Friday, January 4, 2013

Falling From Grace

Once upon a time, in a fictional small town somewhere in the Southern portion of the United States, a woman, who we will call Jan, encountered a former old schoolmate with whom she had attended the First Baptist Church. Jan had since moved to another small town in the same portion of the country, so she was delighted to see a familiar face in her old hometown that was steadily filling up with strangers.  Jan’s friend, who we will call Betty, asked Jan if she was still singing in the Baptist Church as she had done for years; or so Betty thought.

It seems that Jan wasn’t entirely comfortable at the Baptist church in her new community, so she tried different denominations and finally found a home at the First United Methodist Church. Well, all good Southern Baptists know that to leave the Baptist church for the Methodist church is nothing short of scandalous. So, as soon as Jan explained about her new denomination, Betty immediately replied, “Oh, you fell from grace!”

Jan and Betty both immediately erupted in laughter. Jan’s ten year old  daughter Yolanda, was standing there witnessing the conversation. Yolanda didn’t understand what “falling from grace” meant, but she was smart enough to know that it meant something bad. And she loved her mama. She didn’t want anybody insulting her. So she made a mean face at Betty. She didn’t laugh or smile and she squinted up her eyes, cut her head to the side and stared hard.

Jan quickly explained to Yolanda that Betty was just teasing and they were joking around, but that did little to appease Yolanda, who squinted even harder at Betty after briefly glancing at Jan. Of course, this only made Jan and Betty laugh harder, which irritated Yolanda even more.

Jan and Betty wrapped up their brief reunion and parted ways, which relieved Yolanda. She didn’t like Betty at all, and didn’t realize it at the time, but would remember this encounter for the rest of her life. To her, it was significant because of the emotions that were stirred in her. And it was a long time before she could allow herself to trust a Baptist again.

Of course, Jan had to tell everyone in the extended family about the encounter, which made everyone laugh, except Yolanda.

The next summer, Yolanda returned to her mom’s hometown to visit her grandparents. She loved coming here, because they always made her feel special. For the week that she was there, she was able to get all of the attention, like an only child. Because there was no one else but her to create commotion, she was subject to more scrutiny that she had at her own home. But feeling special far outdid the price that she would have to pay with exemplary behavior,

She was riding through town with her grandparents in the backseat of their big burgundy Oldsmobile that seemed to never lose that “new car” smell. She loved having the whole backseat to herself. She was quietly enjoying the ride. Her grandparents were talking quietly to themselves, when they just happened to pass the liquor store. Yolanda didn't know it was a liquor store. She barely even knew what liquor was. But she did know just a little bit.

She heard her grandmother exclaim, “Well, there is Bob Johnson, the head of our deacons of the First Baptist Church in line at the liquor store!” (EVERYbody knows that Southern Baptists aren’t supposed to drink.)(Disclaimer: This is a fictional story and is not meant to represent anyone who may be named Bob Johnson, who happens to be the head deacon at a First Baptist Church in any small town in the southeastern portion of the United States. Any similarity in names to any person, living or dead who may be named Bob Johnson, who is the head deacon at a First Baptist Church in any small town in the southeastern portion of the United States, is purely coincidental; especially if the living or dead real Bob Johnson, who is the head deacon at a First Baptist Church in any small town in the southeastern portion of the United States happens to frequent the local liquor store. Thank you)

As soon as her grandmother pointed out that the head deacon at her church was in the line at the liquor store, Yolanda was gripped with a feeling that she had never had before.

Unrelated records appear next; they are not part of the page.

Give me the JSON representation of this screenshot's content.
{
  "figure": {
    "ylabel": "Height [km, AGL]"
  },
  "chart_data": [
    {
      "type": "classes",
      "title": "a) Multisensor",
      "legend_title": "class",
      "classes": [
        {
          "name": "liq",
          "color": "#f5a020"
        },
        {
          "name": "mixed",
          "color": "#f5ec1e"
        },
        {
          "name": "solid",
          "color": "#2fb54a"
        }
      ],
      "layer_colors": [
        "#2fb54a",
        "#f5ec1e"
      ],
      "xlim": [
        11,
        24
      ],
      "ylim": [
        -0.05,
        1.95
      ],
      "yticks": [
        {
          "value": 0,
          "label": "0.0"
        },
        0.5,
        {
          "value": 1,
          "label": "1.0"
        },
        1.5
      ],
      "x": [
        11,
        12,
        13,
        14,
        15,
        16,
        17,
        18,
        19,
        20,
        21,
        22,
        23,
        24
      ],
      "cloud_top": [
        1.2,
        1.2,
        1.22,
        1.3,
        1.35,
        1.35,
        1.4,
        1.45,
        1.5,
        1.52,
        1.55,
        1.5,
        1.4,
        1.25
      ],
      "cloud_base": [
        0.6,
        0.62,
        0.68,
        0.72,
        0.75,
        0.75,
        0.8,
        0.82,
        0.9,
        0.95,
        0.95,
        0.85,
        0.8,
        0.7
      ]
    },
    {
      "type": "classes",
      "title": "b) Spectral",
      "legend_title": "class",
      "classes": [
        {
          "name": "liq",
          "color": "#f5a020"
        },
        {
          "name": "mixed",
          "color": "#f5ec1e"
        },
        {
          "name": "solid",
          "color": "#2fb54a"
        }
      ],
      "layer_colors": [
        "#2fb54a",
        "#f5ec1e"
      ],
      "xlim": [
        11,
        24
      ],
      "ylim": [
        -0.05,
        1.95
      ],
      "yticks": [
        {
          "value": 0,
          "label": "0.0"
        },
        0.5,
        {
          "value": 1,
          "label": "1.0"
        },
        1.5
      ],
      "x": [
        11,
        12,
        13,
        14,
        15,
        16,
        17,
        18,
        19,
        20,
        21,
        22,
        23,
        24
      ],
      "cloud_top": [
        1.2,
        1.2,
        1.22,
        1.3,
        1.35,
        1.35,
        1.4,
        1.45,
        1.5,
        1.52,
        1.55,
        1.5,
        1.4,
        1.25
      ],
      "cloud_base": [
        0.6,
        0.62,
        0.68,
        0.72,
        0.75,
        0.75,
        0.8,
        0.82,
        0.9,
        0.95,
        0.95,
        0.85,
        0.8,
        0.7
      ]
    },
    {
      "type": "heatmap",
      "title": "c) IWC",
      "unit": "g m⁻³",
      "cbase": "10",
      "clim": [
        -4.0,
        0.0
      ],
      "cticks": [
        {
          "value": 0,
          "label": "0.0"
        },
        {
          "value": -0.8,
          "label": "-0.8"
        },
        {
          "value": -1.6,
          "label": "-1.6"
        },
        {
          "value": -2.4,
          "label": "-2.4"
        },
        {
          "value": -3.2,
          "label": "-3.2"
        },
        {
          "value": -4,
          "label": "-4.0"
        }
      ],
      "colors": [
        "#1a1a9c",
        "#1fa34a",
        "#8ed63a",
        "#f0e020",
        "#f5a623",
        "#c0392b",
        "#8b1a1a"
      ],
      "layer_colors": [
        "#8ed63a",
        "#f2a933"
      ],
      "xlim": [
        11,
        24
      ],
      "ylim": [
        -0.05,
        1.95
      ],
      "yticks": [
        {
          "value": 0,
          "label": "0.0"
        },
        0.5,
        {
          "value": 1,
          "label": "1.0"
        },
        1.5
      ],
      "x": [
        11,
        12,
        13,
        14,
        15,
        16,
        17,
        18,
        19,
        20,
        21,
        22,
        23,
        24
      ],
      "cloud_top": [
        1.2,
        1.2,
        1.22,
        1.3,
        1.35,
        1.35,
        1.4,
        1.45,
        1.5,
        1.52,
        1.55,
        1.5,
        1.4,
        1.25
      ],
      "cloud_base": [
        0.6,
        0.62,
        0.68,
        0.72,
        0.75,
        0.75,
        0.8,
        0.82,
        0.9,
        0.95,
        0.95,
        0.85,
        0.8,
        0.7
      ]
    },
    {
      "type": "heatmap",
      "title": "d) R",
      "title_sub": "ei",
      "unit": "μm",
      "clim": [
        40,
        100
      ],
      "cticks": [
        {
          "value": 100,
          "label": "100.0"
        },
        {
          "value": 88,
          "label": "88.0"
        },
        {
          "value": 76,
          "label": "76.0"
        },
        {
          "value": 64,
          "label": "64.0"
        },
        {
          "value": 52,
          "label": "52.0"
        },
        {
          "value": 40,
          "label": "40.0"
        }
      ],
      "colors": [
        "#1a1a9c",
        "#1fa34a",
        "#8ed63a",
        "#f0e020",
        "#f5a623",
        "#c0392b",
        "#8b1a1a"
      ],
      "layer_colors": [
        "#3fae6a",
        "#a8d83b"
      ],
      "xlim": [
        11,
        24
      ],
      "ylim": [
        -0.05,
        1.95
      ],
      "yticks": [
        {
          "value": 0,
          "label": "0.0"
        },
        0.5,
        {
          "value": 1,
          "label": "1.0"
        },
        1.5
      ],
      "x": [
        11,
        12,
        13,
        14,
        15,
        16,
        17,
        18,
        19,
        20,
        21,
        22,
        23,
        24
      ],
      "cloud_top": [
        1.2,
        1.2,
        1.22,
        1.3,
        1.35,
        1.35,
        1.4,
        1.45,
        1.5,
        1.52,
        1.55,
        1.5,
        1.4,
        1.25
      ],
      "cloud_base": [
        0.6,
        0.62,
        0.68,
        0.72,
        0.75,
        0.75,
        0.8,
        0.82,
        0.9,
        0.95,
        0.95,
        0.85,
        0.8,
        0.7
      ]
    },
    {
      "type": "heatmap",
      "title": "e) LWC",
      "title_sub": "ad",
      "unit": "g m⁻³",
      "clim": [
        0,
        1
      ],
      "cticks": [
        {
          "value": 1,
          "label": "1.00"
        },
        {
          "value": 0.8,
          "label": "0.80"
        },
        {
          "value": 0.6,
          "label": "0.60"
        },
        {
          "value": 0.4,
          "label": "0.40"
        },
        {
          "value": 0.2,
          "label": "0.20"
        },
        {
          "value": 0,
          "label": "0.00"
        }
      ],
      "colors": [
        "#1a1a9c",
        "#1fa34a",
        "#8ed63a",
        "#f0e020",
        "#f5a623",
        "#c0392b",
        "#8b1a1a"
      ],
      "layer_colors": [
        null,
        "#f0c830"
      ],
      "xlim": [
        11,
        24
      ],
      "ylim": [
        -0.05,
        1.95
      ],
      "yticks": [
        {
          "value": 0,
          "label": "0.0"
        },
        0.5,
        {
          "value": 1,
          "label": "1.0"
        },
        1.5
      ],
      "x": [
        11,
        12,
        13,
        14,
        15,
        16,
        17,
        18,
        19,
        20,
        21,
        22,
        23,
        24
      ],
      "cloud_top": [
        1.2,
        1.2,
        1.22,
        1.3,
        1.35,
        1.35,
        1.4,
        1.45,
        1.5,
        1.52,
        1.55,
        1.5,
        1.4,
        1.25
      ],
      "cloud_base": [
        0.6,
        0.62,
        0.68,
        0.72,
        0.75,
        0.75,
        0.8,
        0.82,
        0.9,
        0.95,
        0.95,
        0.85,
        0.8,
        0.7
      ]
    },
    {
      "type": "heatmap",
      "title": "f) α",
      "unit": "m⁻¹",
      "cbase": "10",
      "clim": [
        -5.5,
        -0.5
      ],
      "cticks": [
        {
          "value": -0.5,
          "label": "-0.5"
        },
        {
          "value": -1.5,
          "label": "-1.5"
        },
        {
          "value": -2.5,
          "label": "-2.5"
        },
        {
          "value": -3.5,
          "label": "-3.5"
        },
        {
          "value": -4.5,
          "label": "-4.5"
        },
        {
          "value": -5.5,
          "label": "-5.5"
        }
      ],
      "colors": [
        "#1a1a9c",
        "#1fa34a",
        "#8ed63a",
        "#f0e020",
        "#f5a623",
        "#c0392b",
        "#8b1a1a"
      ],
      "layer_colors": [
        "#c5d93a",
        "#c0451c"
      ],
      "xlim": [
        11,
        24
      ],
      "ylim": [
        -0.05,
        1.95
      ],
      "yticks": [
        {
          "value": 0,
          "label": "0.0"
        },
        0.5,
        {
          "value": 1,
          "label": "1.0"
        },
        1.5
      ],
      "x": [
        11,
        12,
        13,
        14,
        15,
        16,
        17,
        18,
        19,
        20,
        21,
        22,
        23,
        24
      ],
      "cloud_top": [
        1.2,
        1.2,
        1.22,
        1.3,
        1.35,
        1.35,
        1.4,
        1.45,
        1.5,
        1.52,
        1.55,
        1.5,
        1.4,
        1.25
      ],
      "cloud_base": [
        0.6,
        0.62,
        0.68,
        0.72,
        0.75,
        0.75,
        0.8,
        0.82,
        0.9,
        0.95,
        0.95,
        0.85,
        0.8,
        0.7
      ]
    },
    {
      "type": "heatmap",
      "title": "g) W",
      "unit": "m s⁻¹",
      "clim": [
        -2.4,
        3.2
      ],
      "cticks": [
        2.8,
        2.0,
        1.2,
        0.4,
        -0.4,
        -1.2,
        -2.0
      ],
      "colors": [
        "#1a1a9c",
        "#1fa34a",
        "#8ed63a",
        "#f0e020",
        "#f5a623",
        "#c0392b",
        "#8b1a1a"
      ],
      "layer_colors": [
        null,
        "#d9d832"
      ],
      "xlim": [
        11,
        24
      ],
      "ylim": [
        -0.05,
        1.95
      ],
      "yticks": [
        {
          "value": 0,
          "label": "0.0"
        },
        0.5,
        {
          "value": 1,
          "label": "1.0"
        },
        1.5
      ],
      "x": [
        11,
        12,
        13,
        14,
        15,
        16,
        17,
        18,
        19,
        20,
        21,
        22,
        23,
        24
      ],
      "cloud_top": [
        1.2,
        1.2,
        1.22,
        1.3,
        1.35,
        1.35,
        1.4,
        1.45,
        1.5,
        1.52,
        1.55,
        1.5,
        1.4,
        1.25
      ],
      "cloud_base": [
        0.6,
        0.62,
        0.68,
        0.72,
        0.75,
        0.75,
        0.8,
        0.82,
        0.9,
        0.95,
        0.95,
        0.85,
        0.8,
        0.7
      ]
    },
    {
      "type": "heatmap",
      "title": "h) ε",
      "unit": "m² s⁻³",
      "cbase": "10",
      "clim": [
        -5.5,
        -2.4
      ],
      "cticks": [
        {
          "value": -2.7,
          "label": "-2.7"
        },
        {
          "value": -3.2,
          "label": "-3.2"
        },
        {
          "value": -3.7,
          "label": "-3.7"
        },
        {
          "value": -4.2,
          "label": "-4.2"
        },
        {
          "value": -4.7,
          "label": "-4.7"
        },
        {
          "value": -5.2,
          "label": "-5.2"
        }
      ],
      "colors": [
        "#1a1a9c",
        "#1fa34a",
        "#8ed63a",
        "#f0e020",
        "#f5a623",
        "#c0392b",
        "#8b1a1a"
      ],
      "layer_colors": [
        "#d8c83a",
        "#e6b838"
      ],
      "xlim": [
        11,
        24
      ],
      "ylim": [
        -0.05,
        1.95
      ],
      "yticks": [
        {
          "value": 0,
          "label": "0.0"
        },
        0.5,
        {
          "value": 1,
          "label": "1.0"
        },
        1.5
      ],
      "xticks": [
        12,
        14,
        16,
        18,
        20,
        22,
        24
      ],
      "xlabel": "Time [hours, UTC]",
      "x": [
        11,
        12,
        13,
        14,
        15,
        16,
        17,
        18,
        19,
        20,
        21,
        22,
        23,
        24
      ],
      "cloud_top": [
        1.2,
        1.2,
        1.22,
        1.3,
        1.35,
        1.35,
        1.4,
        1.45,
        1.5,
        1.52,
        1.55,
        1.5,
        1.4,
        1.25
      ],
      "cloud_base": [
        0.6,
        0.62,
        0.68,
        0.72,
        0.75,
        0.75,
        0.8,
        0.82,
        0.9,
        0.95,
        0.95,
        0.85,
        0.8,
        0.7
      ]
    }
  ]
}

She didn’t know what to do. She just had to do something! So, before she could stop herself, she exclaimed,
"Oh, well he fell from grace!"

She still didn’t know what it meant, but judging from her grandparent’s laughter, she knew that maybe she had hit the nail right on that Baptist head. And then, she secretly thought, ‘now, take that you Baptists!’

From that point on, in her own little mind, she always felt that she had somehow vindicated her mother.

And they all lived happily ever after.